須佐神社(有田市) 歴史 概史 古代
文献上の初見は『新抄格勅符抄』大同元年(806年)牒で、紀伊国の「須佐命神」に対して10戸の神戸(神社付属の民戸)が給されている。関連して、承平年間(じょうへい/しょうへい。931年-938年)頃の『和名類聚抄』では紀伊国名草郡に「須佐神戸」が見えるが、これは当社の神戸の意味であるとして、有田郡の狭小さのため名草郡に設けられたとされる。この神戸は、伊太祁曽神社に接する和歌山市 口須佐(くちずさ)・奥須佐(おくずさ)周辺に比定される。かつてはこの口須佐に旧無格社の須佐神社が存在した(口須佐字上円満寺)。『続風土記』によるとこの須佐神社は須佐神戸に当社を勧請したものであったというが、明治42年(1909年)7月に伊太祁曽神社境内末社の祇園神社に合祀された。

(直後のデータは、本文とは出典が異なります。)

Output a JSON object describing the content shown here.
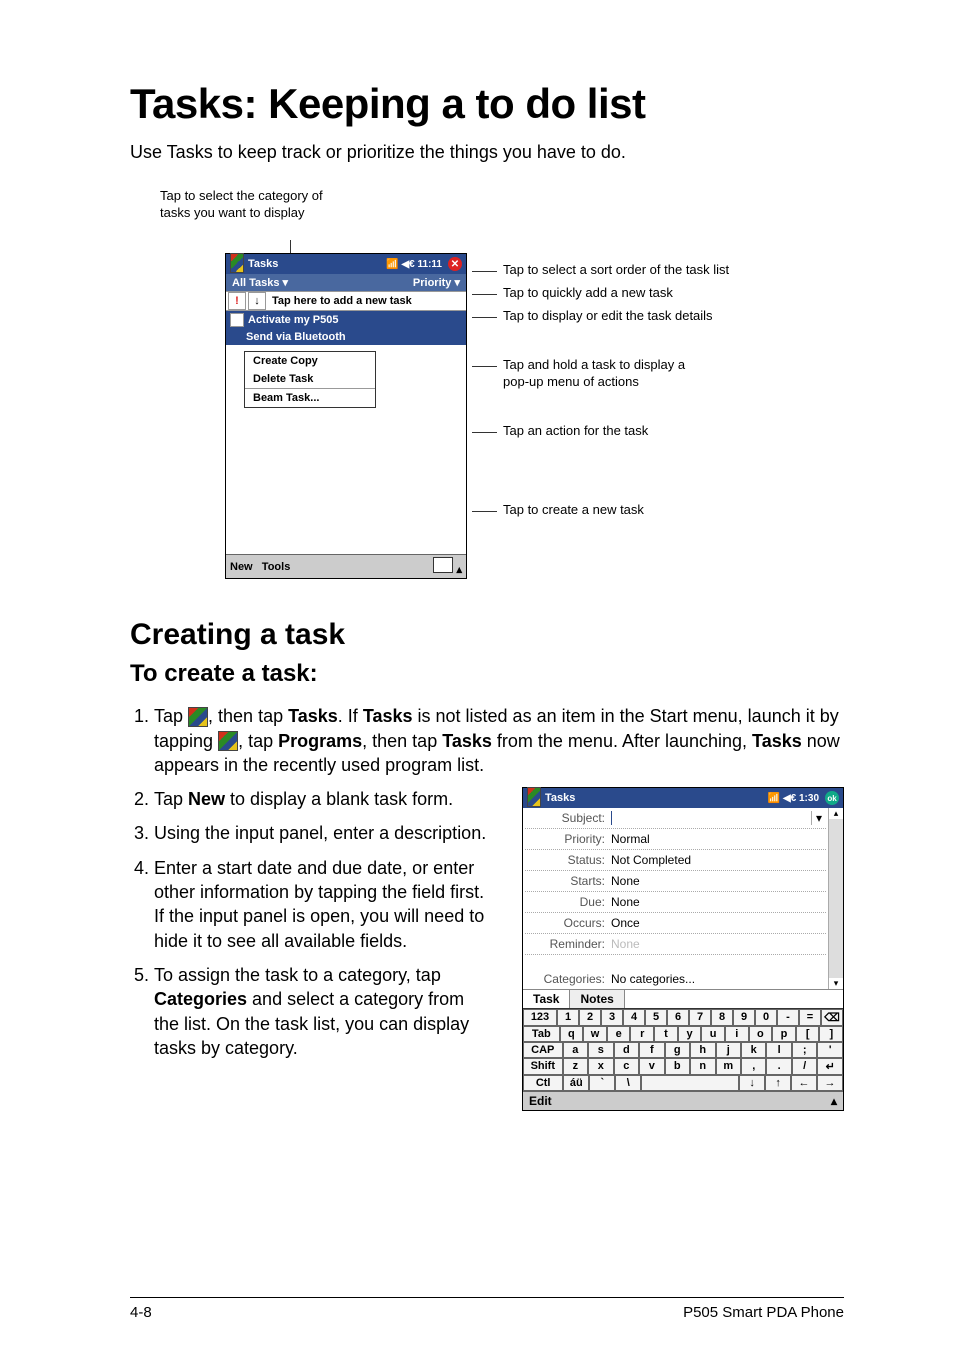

神階としては、貞観元年(859年)に従五位上に昇った。また延長5年(927年)成立の『延喜式』神名帳では紀伊国名草郡に「須佐神社 名神大 月次新嘗」として、名神大社に列するとともに月次祭・新嘗祭で幣帛に預かった旨が記載されている。『紀伊国神名帳』では天神として「従一位 須佐大神」と記載されている。
承平年間(931年-938年)頃の『和名類聚抄』では、前記のように紀伊国名草郡に「須佐神戸」が、紀伊国在田郡に「須佐郷」が見え、それぞれ当社関連の地名とされる。